Je voudrais proposer un point de vue plus large et un brin machiavélique. Demandons-nous à qui profite cette situation de « dictature amie » ?

  • Au dictateur lui-même bien sûr, et son cercle d’amis au sommet du pouvoir.
  • Aux pays occidentaux soutenant le régime, car ils ont maintenant les faveurs de ce régime corruptible qui autorise généreusement leurs entreprises à venir exploiter les ressources nationales (pétrole, minerais, bois, etc.). L’histoire montre que les dictateurs hésitent rarement à brader leurs richesses nationales pour recevoir en échanges protection et pots-de-vin.
  • Aux extrémistes enfin, qui se retrouvent participants actifs de cette arnaque, souvent à leur insu.
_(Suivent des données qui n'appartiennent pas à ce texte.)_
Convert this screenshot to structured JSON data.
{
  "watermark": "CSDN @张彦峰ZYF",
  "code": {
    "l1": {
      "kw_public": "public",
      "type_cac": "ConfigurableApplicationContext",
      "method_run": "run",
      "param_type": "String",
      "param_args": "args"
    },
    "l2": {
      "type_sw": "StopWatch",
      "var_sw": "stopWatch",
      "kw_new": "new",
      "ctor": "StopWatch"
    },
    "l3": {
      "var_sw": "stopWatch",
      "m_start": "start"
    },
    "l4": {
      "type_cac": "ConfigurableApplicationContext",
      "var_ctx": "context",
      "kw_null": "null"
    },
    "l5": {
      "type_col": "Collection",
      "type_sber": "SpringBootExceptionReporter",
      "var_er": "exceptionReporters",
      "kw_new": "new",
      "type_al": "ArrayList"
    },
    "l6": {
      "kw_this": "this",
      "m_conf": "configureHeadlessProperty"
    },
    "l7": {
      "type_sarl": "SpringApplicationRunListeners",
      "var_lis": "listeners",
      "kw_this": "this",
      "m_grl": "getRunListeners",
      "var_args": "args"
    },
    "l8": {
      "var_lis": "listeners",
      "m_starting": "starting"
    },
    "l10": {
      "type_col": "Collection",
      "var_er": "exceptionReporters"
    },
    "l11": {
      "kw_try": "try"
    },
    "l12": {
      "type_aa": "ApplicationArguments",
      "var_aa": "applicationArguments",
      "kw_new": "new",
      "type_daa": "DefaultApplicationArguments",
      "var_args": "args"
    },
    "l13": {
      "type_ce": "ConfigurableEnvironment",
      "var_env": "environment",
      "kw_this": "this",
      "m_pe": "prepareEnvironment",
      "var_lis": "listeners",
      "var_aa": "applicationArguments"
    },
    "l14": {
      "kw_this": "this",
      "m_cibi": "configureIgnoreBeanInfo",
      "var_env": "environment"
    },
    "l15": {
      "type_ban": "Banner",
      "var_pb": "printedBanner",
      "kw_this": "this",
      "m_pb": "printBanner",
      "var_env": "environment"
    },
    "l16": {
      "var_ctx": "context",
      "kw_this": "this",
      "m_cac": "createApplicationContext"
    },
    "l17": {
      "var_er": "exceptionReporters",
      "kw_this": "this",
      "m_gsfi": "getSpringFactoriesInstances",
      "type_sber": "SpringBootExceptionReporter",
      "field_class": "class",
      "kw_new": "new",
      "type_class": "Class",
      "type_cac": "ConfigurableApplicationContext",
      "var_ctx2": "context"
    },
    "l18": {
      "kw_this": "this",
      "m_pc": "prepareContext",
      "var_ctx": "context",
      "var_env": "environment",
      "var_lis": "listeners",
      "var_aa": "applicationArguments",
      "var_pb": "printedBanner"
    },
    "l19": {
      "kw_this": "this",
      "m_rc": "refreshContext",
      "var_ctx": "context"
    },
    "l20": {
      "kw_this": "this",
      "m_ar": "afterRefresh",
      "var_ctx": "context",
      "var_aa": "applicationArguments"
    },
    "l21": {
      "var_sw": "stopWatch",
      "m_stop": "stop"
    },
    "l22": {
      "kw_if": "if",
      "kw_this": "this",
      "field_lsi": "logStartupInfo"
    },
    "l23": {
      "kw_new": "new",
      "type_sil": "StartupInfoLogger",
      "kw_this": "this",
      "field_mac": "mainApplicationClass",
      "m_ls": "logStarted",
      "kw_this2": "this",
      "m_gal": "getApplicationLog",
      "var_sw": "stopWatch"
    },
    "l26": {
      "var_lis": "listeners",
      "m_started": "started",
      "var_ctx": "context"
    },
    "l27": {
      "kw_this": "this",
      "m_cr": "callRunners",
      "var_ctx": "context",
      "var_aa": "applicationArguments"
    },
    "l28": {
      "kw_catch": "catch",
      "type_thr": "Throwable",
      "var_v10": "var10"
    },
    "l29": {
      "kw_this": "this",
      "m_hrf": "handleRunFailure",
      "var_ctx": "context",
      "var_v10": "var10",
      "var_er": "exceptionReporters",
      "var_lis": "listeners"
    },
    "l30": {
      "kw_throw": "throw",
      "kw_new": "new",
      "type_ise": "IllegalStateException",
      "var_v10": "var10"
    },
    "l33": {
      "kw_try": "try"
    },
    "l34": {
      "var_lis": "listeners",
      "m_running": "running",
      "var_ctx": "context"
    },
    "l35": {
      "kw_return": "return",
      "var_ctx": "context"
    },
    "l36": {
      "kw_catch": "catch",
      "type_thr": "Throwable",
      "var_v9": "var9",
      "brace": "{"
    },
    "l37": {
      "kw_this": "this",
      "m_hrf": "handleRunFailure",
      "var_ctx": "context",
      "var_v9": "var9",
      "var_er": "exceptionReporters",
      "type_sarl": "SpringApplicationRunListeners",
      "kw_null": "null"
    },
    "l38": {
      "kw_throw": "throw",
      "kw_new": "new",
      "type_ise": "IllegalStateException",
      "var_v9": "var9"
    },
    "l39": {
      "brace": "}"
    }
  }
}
En effet ils sont bienvenus pour faire quelques attentats de temps en temps, et on leur garanti la meilleure couverture médiatique, car le spectre de leur menace est indispensable pour justifier et maintenir la situation. On parle d’eux et de leurs projets.

Un scénario assez naturel est comme suit:
1. Le pays développé "A" louche sur les ressources d'un pays du Tiers monde "B", mais ne peut pas le coloniser car ce n'est plus une pratique tolérable.
2. A met en place un régime autoritaire en B qui est redevable, voire même dépendant de l'aide de A.
3. A envoie ses entreprises se servir chez B.
4. A confectionne une menace pour justifier l'utilité du régime dictatorial B.
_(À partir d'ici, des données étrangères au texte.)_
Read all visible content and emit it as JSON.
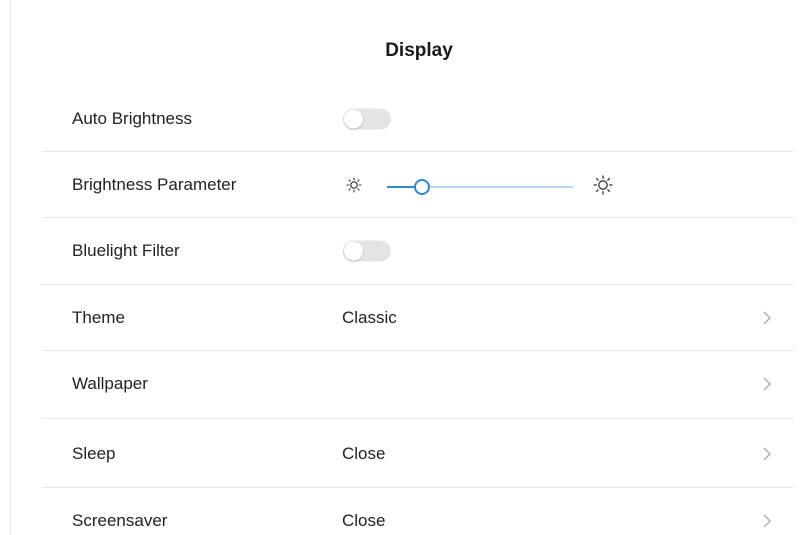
{
  "header": {
    "title": "Display"
  },
  "rows": {
    "auto_brightness": {
      "label": "Auto Brightness",
      "enabled": false
    },
    "brightness": {
      "label": "Brightness Parameter",
      "level": 0.19
    },
    "bluelight": {
      "label": "Bluelight Filter",
      "enabled": false
    },
    "theme": {
      "label": "Theme",
      "value": "Classic"
    },
    "wallpaper": {
      "label": "Wallpaper"
    },
    "sleep": {
      "label": "Sleep",
      "value": "Close"
    },
    "screensaver": {
      "label": "Screensaver",
      "value": "Close"
    }
  },
  "icons": {
    "sun_small": "brightness-low-icon",
    "sun_large": "brightness-high-icon",
    "chevron": "chevron-right-icon"
  },
  "colors": {
    "accent": "#2f86d8",
    "toggle_off": "#e4e4e4",
    "divider": "#e8e8e8"
  }
}
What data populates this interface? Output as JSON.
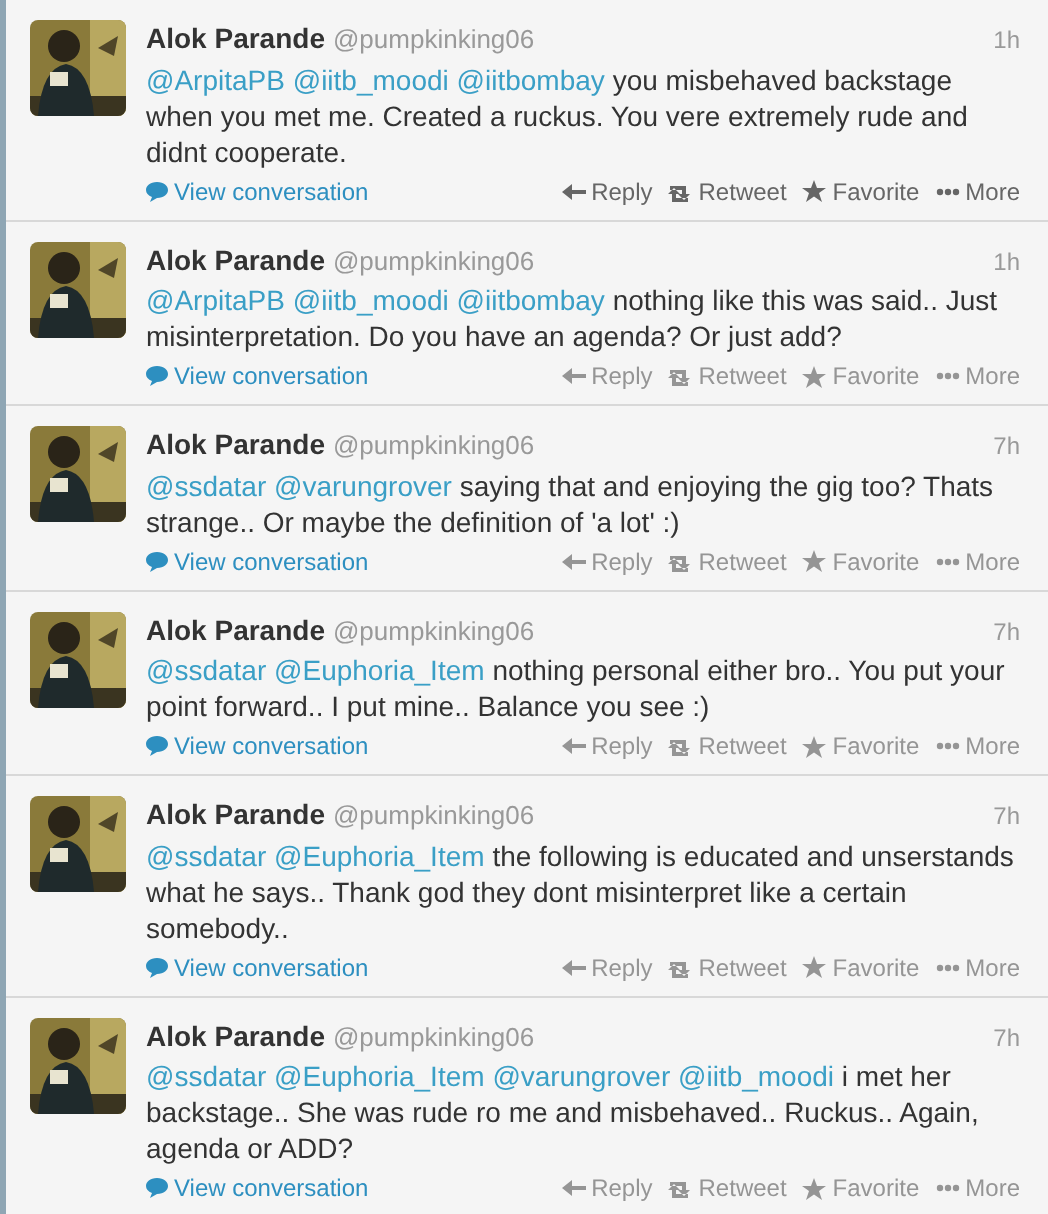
{
  "tweets": [
    {
      "name": "Alok Parande",
      "handle": "@pumpkinking06",
      "time": "1h",
      "mentions": [
        "@ArpitaPB",
        "@iitb_moodi",
        "@iitbombay"
      ],
      "text": "you misbehaved backstage when you met me. Created a ruckus. You vere extremely rude and didnt cooperate.",
      "conversation": "View conversation",
      "actions": [
        "Reply",
        "Retweet",
        "Favorite",
        "More"
      ],
      "hovered": true
    },
    {
      "name": "Alok Parande",
      "handle": "@pumpkinking06",
      "time": "1h",
      "mentions": [
        "@ArpitaPB",
        "@iitb_moodi",
        "@iitbombay"
      ],
      "text": "nothing like this was said.. Just misinterpretation. Do you have an agenda? Or just add?",
      "conversation": "View conversation",
      "actions": [
        "Reply",
        "Retweet",
        "Favorite",
        "More"
      ],
      "hovered": false
    },
    {
      "name": "Alok Parande",
      "handle": "@pumpkinking06",
      "time": "7h",
      "mentions": [
        "@ssdatar",
        "@varungrover"
      ],
      "text": "saying that and enjoying the gig too? Thats strange.. Or maybe the definition of 'a lot' :)",
      "conversation": "View conversation",
      "actions": [
        "Reply",
        "Retweet",
        "Favorite",
        "More"
      ],
      "hovered": false
    },
    {
      "name": "Alok Parande",
      "handle": "@pumpkinking06",
      "time": "7h",
      "mentions": [
        "@ssdatar",
        "@Euphoria_Item"
      ],
      "text": "nothing personal either bro.. You put your point forward.. I put mine.. Balance you see :)",
      "conversation": "View conversation",
      "actions": [
        "Reply",
        "Retweet",
        "Favorite",
        "More"
      ],
      "hovered": false
    },
    {
      "name": "Alok Parande",
      "handle": "@pumpkinking06",
      "time": "7h",
      "mentions": [
        "@ssdatar",
        "@Euphoria_Item"
      ],
      "text": "the following is educated and unserstands what he says.. Thank god they dont misinterpret like a certain somebody..",
      "conversation": "View conversation",
      "actions": [
        "Reply",
        "Retweet",
        "Favorite",
        "More"
      ],
      "hovered": false
    },
    {
      "name": "Alok Parande",
      "handle": "@pumpkinking06",
      "time": "7h",
      "mentions": [
        "@ssdatar",
        "@Euphoria_Item",
        "@varungrover",
        "@iitb_moodi"
      ],
      "text": "i met her backstage.. She was rude ro me and misbehaved.. Ruckus.. Again, agenda or ADD?",
      "conversation": "View conversation",
      "actions": [
        "Reply",
        "Retweet",
        "Favorite",
        "More"
      ],
      "hovered": false
    }
  ]
}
Ces extrémistes ne sont pas forcément des fondamentalistes religieux, mais peuvent aussi bien être des séparatistes belliqueux ou des rebelles. Leur menace justifie l’instauration des mesures autoritaires, notamment à des instantes clefs de la vie politique. On entend souvent dire à ce sujet « Les extrémistes ont organisé une séries d’attaque à l’approche des élections pour tenter de perturber le processus démocratique, mais heureusement le gouvernement a pris des mesures spéciale pour assurer le retour à l’ordre et la bonne marche des votes. » (Vers la bonne urne, ndlr)
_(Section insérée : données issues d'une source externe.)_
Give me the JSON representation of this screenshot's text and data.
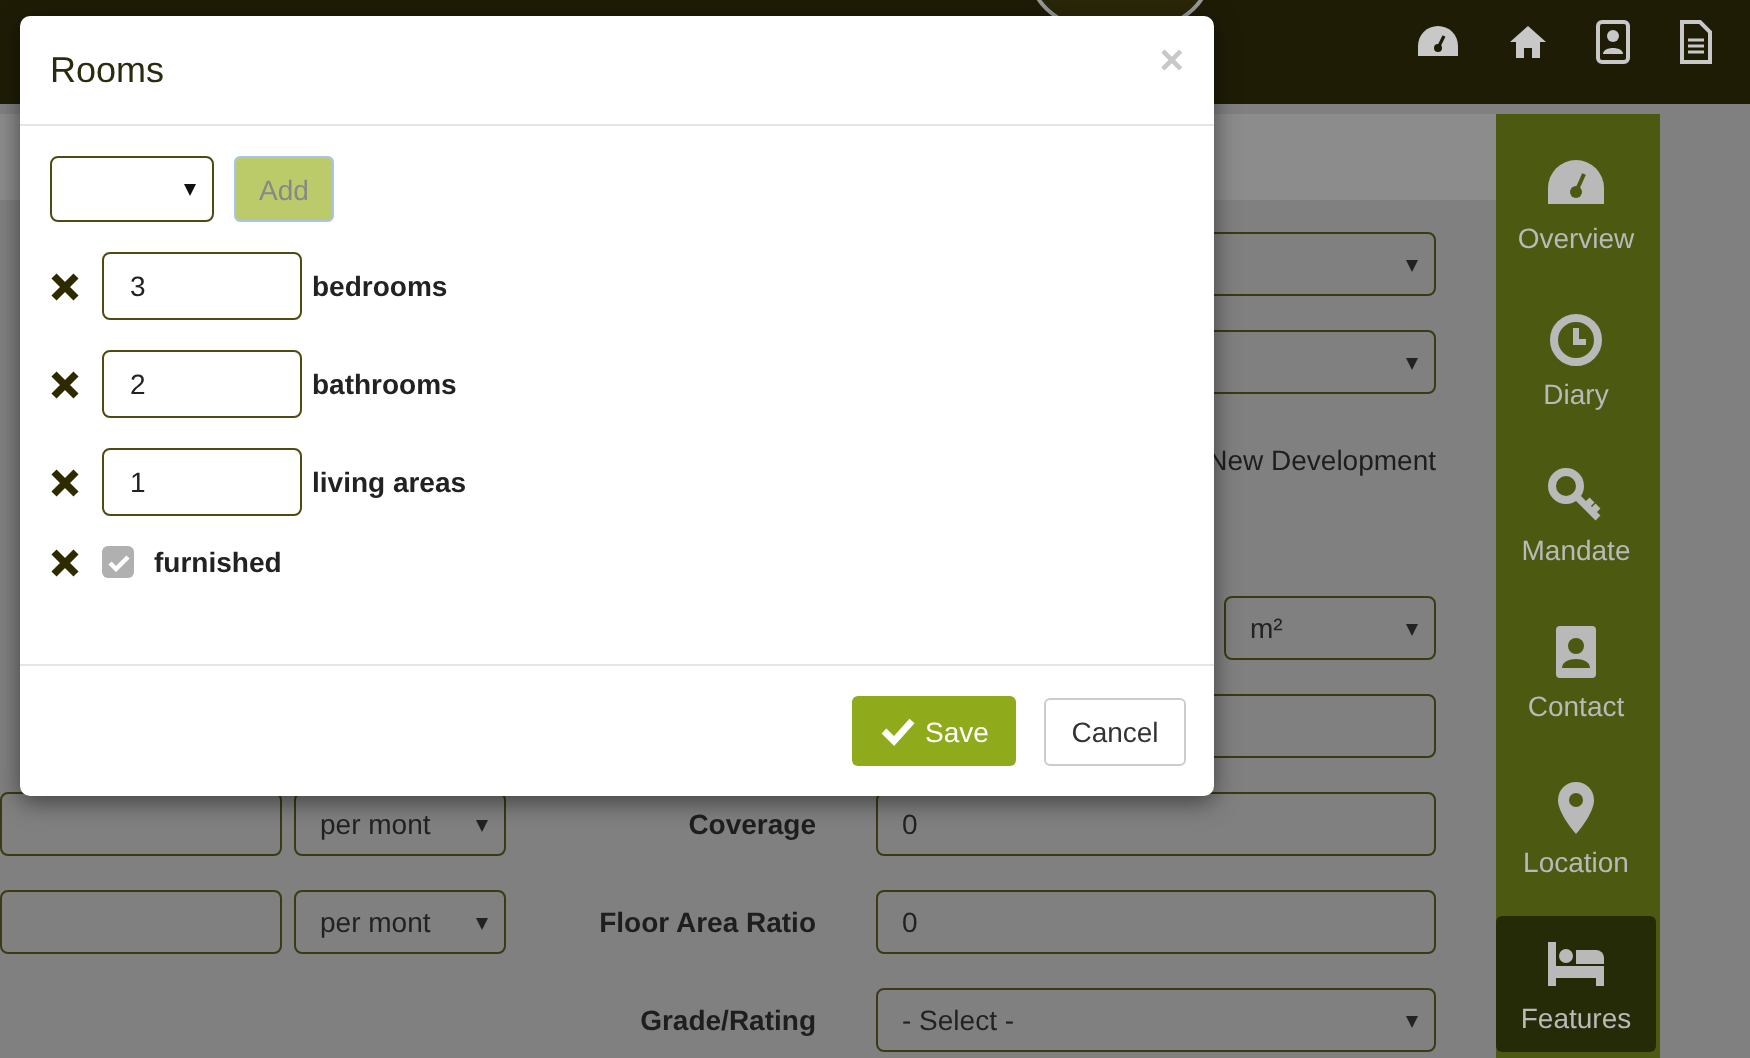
{
  "sidebar": {
    "items": [
      {
        "label": "Overview",
        "selected": false
      },
      {
        "label": "Diary",
        "selected": false
      },
      {
        "label": "Mandate",
        "selected": false
      },
      {
        "label": "Contact",
        "selected": false
      },
      {
        "label": "Location",
        "selected": false
      },
      {
        "label": "Features",
        "selected": true
      }
    ]
  },
  "form_rows": [
    {
      "kind": "select"
    },
    {
      "kind": "select"
    },
    {
      "kind": "text",
      "text": "New Development"
    },
    {
      "kind": "unit",
      "unit": "m²"
    },
    {
      "kind": "input"
    },
    {
      "kind": "priced",
      "period": "per mont",
      "label": "Coverage",
      "value": "0"
    },
    {
      "kind": "priced",
      "period": "per mont",
      "label": "Floor Area Ratio",
      "value": "0"
    },
    {
      "kind": "choice",
      "label": "Grade/Rating",
      "value": "- Select -"
    }
  ],
  "modal": {
    "title": "Rooms",
    "close": "×",
    "add_button": {
      "label": "Add",
      "disabled": true
    },
    "rooms": [
      {
        "kind": "count",
        "value": "3",
        "label": "bedrooms"
      },
      {
        "kind": "count",
        "value": "2",
        "label": "bathrooms"
      },
      {
        "kind": "count",
        "value": "1",
        "label": "living areas"
      },
      {
        "kind": "check",
        "label": "furnished",
        "checked": true,
        "disabled": true
      }
    ],
    "buttons": [
      {
        "label": "Save",
        "kind": "primary"
      },
      {
        "label": "Cancel",
        "kind": "default"
      }
    ]
  }
}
Parfois enfin la menace extrémiste peut être vague, diffuse et extérieure. On entend alors « Certes ce régime est imparfait, mais il mérite d'être soutenu car c'est un facteur de stabilité pour la région. »

Il y a aussi un triple perdant, le peuple du pays :

  • Il se retrouve emprisonné dans une société dictatoriale et arbitraire.
  • Les ressources de son pays sont pillées par les compagnies des pays occidentaux complices.
  • Ils sont victimes du terrorisme et de la radicalisation organisée pour entretenir l’extrémisme.

De nombreux pays correspondent plus ou moins à ce profil, souvent autour du pétrole : Gabon, Turkménistan, Afghanistan, Arabie Saoudite, etc.
Pendant la guerre froide, le seule fait de ne pas être communiste a permis à des régimes dictatoriaux d'Amérique Latine de recevoir le soutient des États Unis.